You can add information by adding a ‘virtual block’. For example, suppose we started out with the block above, we could expand on it in the follow way:

 1
 2
 3
 4
 5
 6
 7
 8
 9
10
11
12
13
{
 "datatype": "string",
 "titles": [
 "institution"
 ],
 "name": "institution",
 "dc:description": "The research institute providing the study"
 },
 {
 "virtual": true,
 "propertyUrl": "foaf:Organization",
 "valueUrl": "institute/{institution}"
}

If our base url would be http://example.com, it would create a series of URI’s representing all the different values (institutes) in the dataset, like so: http://example.com/institute/Institute4AwesomeResearch, http://example.com/institute/StarWarsAcademy, etc..

My variable contains web addresses (URLs). How can I have them as proper addresses rather than strings?
Change the datatype to: xsd:anyURI
Can I assign values conditionally, i.e. use an if-statement?

Indeed you can. For example, HISCO codes ought to be 5 digits, but sometimes the first digit is a zero and then gets ‘lost’. So we want to add that zero back, when HISCO has less than 5 digits. However, we don’t want to add a zero, to the codes indicating missing HISCO’s: (-1, -2 (and -3 in the Dutch Historical Sample version of HISCO)). Ergo:

"aboutUrl": "hisco:{% if not HISCO in ['-1','-3','-2']%}{HISCO:0>5}{% else %}{HISCO}{% endif %}"

Also see the section Commonly used Template Formatting

What does ValueError: Expecting , delimiter: line 161 column 5 (char 5716) mean?
This might happen when you use the csvw-tool to convert a dataset. It indicates that you probably forgot a comma (or other delimiter) in the line before.
What does ValueError:"No JSON object could be decoded" mean?
In general it means that the Json schema is not syntactically valid. This could mean anything from missing commas, brackets, closing quotes, incorrect string quotes or invalid structure. E.g. this error occurs when your second to final } is followed by a comma.
When converting, I get the following error: "Exception: Could not find source file or necessary metadata file in path..."
It’s likely your trying to convert the .csv-metadata.json file rather than the .csv file itself.
I’ve added a language tag using "lang": "whatever_language", but why doesn’t show @whatever_language in the n-quads file?
The "lang": part should be placed directly after the specification of the skos:pref/hidden/altLabel.
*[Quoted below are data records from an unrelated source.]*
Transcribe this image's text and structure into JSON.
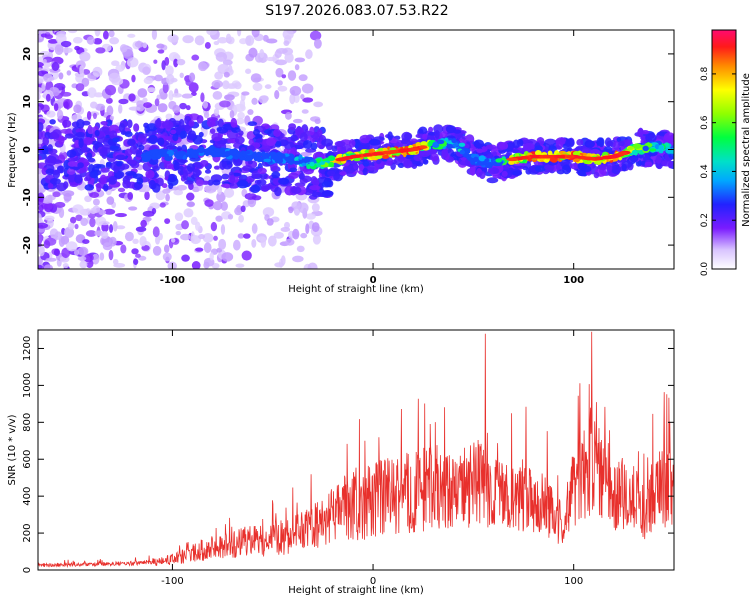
{
  "title": "S197.2026.083.07.53.R22",
  "chart_data": [
    {
      "type": "heatmap",
      "xlabel": "Height of straight line (km)",
      "ylabel": "Frequency (Hz)",
      "xlim": [
        -167,
        150
      ],
      "ylim": [
        -25,
        25
      ],
      "xticks": [
        -100,
        0,
        100
      ],
      "xtick_labels": [
        "-100",
        "0",
        "100"
      ],
      "yticks": [
        -20,
        -10,
        0,
        10,
        20
      ],
      "ytick_labels": [
        "-20",
        "-10",
        "0",
        "10",
        "20"
      ],
      "colorbar": {
        "label": "Normalized spectral amplitude",
        "range": [
          0,
          0.98
        ],
        "ticks": [
          0,
          0.2,
          0.4,
          0.6,
          0.8
        ],
        "tick_labels": [
          "0.0",
          "0.2",
          "0.4",
          "0.6",
          "0.8"
        ]
      },
      "ridge": {
        "x": [
          -167,
          -120,
          -100,
          -80,
          -60,
          -40,
          -30,
          -20,
          -10,
          0,
          10,
          20,
          30,
          40,
          45,
          50,
          60,
          70,
          80,
          90,
          100,
          110,
          120,
          130,
          140,
          150
        ],
        "y": [
          -1,
          -1.5,
          -1,
          -0.5,
          -1.5,
          -2,
          -3,
          -2.5,
          -1.5,
          -1,
          -0.5,
          0,
          1,
          1.5,
          0,
          -2,
          -3,
          -2,
          -1.5,
          -1.5,
          -1.5,
          -2,
          -1.5,
          0,
          0.5,
          0
        ],
        "amplitude": [
          0.2,
          0.3,
          0.35,
          0.35,
          0.35,
          0.4,
          0.55,
          0.8,
          0.85,
          0.9,
          0.95,
          0.95,
          0.7,
          0.45,
          0.5,
          0.35,
          0.45,
          0.85,
          0.95,
          0.95,
          0.95,
          0.9,
          0.95,
          0.7,
          0.6,
          0.5
        ]
      }
    },
    {
      "type": "line",
      "xlabel": "Height of straight line (km)",
      "ylabel": "SNR (10 * v/v)",
      "xlim": [
        -167,
        150
      ],
      "ylim": [
        0,
        1300
      ],
      "xticks": [
        -100,
        0,
        100
      ],
      "xtick_labels": [
        "-100",
        "0",
        "100"
      ],
      "yticks": [
        0,
        200,
        400,
        600,
        800,
        1000,
        1200
      ],
      "ytick_labels": [
        "0",
        "200",
        "400",
        "600",
        "800",
        "1000",
        "1200"
      ],
      "color": "#e8302c",
      "envelope": {
        "x": [
          -167,
          -140,
          -120,
          -105,
          -95,
          -85,
          -75,
          -65,
          -55,
          -45,
          -35,
          -25,
          -20,
          -15,
          -10,
          -5,
          0,
          5,
          10,
          15,
          20,
          25,
          30,
          35,
          40,
          45,
          50,
          55,
          60,
          65,
          70,
          75,
          80,
          85,
          90,
          95,
          100,
          105,
          110,
          115,
          120,
          125,
          130,
          135,
          140,
          145,
          150
        ],
        "y": [
          25,
          30,
          35,
          45,
          70,
          110,
          130,
          150,
          160,
          180,
          210,
          250,
          300,
          330,
          360,
          360,
          370,
          390,
          400,
          410,
          420,
          440,
          440,
          420,
          420,
          450,
          460,
          470,
          420,
          380,
          380,
          420,
          400,
          360,
          300,
          240,
          450,
          540,
          620,
          520,
          400,
          420,
          380,
          300,
          420,
          450,
          460
        ]
      },
      "peak": {
        "x": 56,
        "y": 1280
      }
    }
  ]
}
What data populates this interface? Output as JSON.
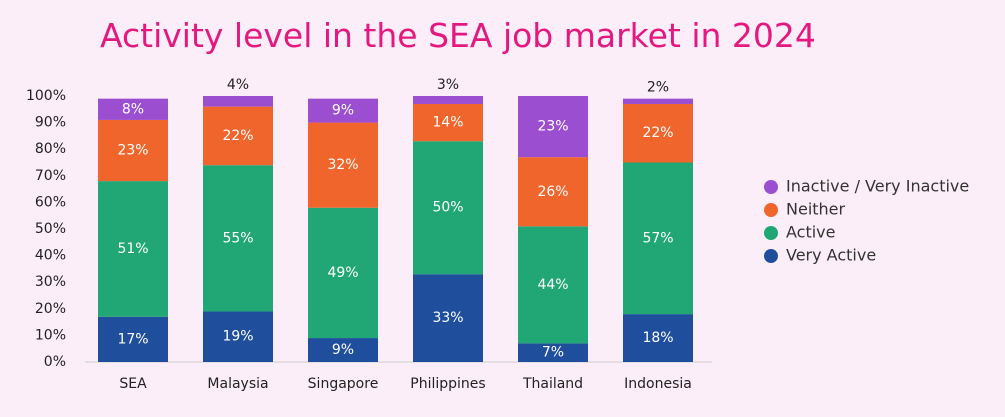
{
  "chart_data": {
    "type": "stacked_bar",
    "title": "Activity level in the SEA job market in 2024",
    "categories": [
      "SEA",
      "Malaysia",
      "Singapore",
      "Philippines",
      "Thailand",
      "Indonesia"
    ],
    "series": [
      {
        "name": "Very Active",
        "color": "#1f4e9c",
        "values": [
          17,
          19,
          9,
          33,
          7,
          18
        ],
        "value_labels": [
          "17%",
          "19%",
          "9%",
          "33%",
          "7%",
          "18%"
        ]
      },
      {
        "name": "Active",
        "color": "#21a675",
        "values": [
          51,
          55,
          49,
          50,
          44,
          57
        ],
        "value_labels": [
          "51%",
          "55%",
          "49%",
          "50%",
          "44%",
          "57%"
        ]
      },
      {
        "name": "Neither",
        "color": "#f0652b",
        "values": [
          23,
          22,
          32,
          14,
          26,
          22
        ],
        "value_labels": [
          "23%",
          "22%",
          "32%",
          "14%",
          "26%",
          "22%"
        ]
      },
      {
        "name": "Inactive / Very Inactive",
        "color": "#9b4fd0",
        "values": [
          8,
          4,
          9,
          3,
          23,
          2
        ],
        "value_labels": [
          "8%",
          "4%",
          "9%",
          "3%",
          "23%",
          "2%"
        ]
      }
    ],
    "ylim": [
      0,
      100
    ],
    "yticks": [
      {
        "value": 0,
        "label": "0%"
      },
      {
        "value": 10,
        "label": "10%"
      },
      {
        "value": 20,
        "label": "20%"
      },
      {
        "value": 30,
        "label": "30%"
      },
      {
        "value": 40,
        "label": "40%"
      },
      {
        "value": 50,
        "label": "50%"
      },
      {
        "value": 60,
        "label": "60%"
      },
      {
        "value": 70,
        "label": "70%"
      },
      {
        "value": 80,
        "label": "80%"
      },
      {
        "value": 90,
        "label": "90%"
      },
      {
        "value": 100,
        "label": "100%"
      }
    ],
    "legend": "right"
  }
}
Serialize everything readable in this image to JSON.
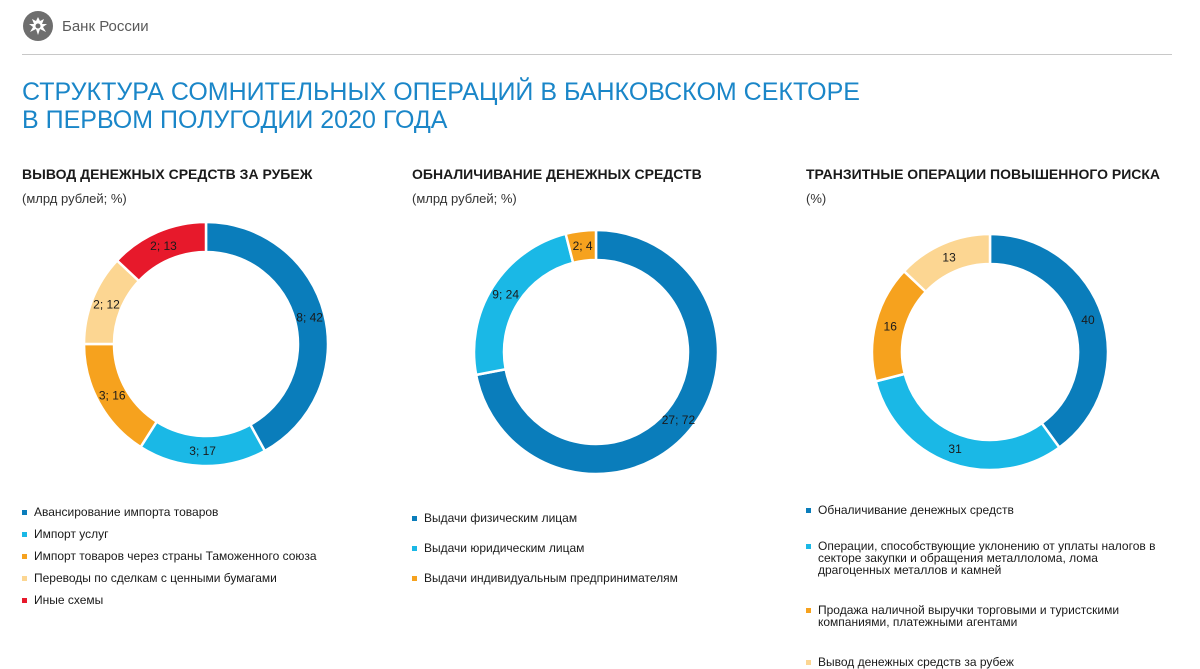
{
  "header": {
    "bank_name": "Банк России"
  },
  "page": {
    "title_line1": "СТРУКТУРА СОМНИТЕЛЬНЫХ ОПЕРАЦИЙ В БАНКОВСКОМ СЕКТОРЕ",
    "title_line2": "В ПЕРВОМ ПОЛУГОДИИ 2020 ГОДА"
  },
  "colors": {
    "dark_blue": "#0a7dbb",
    "light_blue": "#1ab8e6",
    "orange": "#f6a21e",
    "light_orange": "#fcd692",
    "red": "#e7192b",
    "title_blue": "#1a86c8"
  },
  "chart_data": [
    {
      "type": "pie",
      "title": "ВЫВОД ДЕНЕЖНЫХ СРЕДСТВ ЗА РУБЕЖ",
      "subtitle": "(млрд рублей; %)",
      "donut": true,
      "slices": [
        {
          "name": "Авансирование импорта товаров",
          "value": 42,
          "label": "8; 42",
          "color": "#0a7dbb"
        },
        {
          "name": "Импорт услуг",
          "value": 17,
          "label": "3; 17",
          "color": "#1ab8e6"
        },
        {
          "name": "Импорт товаров через страны Таможенного союза",
          "value": 16,
          "label": "3; 16",
          "color": "#f6a21e"
        },
        {
          "name": "Переводы по сделкам с ценными бумагами",
          "value": 12,
          "label": "2; 12",
          "color": "#fcd692"
        },
        {
          "name": "Иные схемы",
          "value": 13,
          "label": "2; 13",
          "color": "#e7192b"
        }
      ]
    },
    {
      "type": "pie",
      "title": "ОБНАЛИЧИВАНИЕ ДЕНЕЖНЫХ СРЕДСТВ",
      "subtitle": "(млрд рублей; %)",
      "donut": true,
      "slices": [
        {
          "name": "Выдачи физическим лицам",
          "value": 72,
          "label": "27; 72",
          "color": "#0a7dbb"
        },
        {
          "name": "Выдачи юридическим лицам",
          "value": 24,
          "label": "9; 24",
          "color": "#1ab8e6"
        },
        {
          "name": "Выдачи индивидуальным предпринимателям",
          "value": 4,
          "label": "2; 4",
          "color": "#f6a21e"
        }
      ]
    },
    {
      "type": "pie",
      "title": "ТРАНЗИТНЫЕ ОПЕРАЦИИ ПОВЫШЕННОГО РИСКА",
      "subtitle": "(%)",
      "donut": true,
      "slices": [
        {
          "name": "Обналичивание денежных средств",
          "value": 40,
          "label": "40",
          "color": "#0a7dbb"
        },
        {
          "name": "Операции, способствующие уклонению от уплаты налогов в секторе закупки и обращения металлолома, лома драгоценных металлов и камней",
          "value": 31,
          "label": "31",
          "color": "#1ab8e6"
        },
        {
          "name": "Продажа наличной выручки торговыми и туристскими компаниями, платежными агентами",
          "value": 16,
          "label": "16",
          "color": "#f6a21e"
        },
        {
          "name": "Вывод денежных средств за рубеж",
          "value": 13,
          "label": "13",
          "color": "#fcd692"
        }
      ]
    }
  ]
}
Commonly used Template Formatting

  • Leading zeroes: {variable:0>N}, where N is the number of digits to fill up to.
  • If-else statements: {% if conditional_variable=="something" %} value_if {% else %} value_else {% endif %}.
  • Convert to string and concatenate: {{variable ~ 'string'}}, e.g. if variable has value “Hello” then the result would be “Hello string”. Note the double braces.
  • Arithmetic: use double braces and cast as numeric first, e.g. {{variable|float() * 1000}}.
  • Lowercase, uppercase, etc.: {{variable|lower()}}`. Note the double brace.
  • String slices: {{variable[n:m]}} as described here.

API Documentation

Indices and tables

Footnotes

Footnotes

[1]COW: **C**SV **O**n the **W**eb.
[2]These instructions use virtualenv but you can also install all packages globally, or use an alternative such as conda.
[3]In the future we may enable the Jinja2 plugin mechanism. This will allow running custom Python functions as filters over values.
[4]https://en.wikipedia.org/wiki/List_of_countries_by_GDP_%28PPP%29_per_capita
[5]Assuming that you have the proper locale settings that instructs Python to interpret the comma as a thousands separator.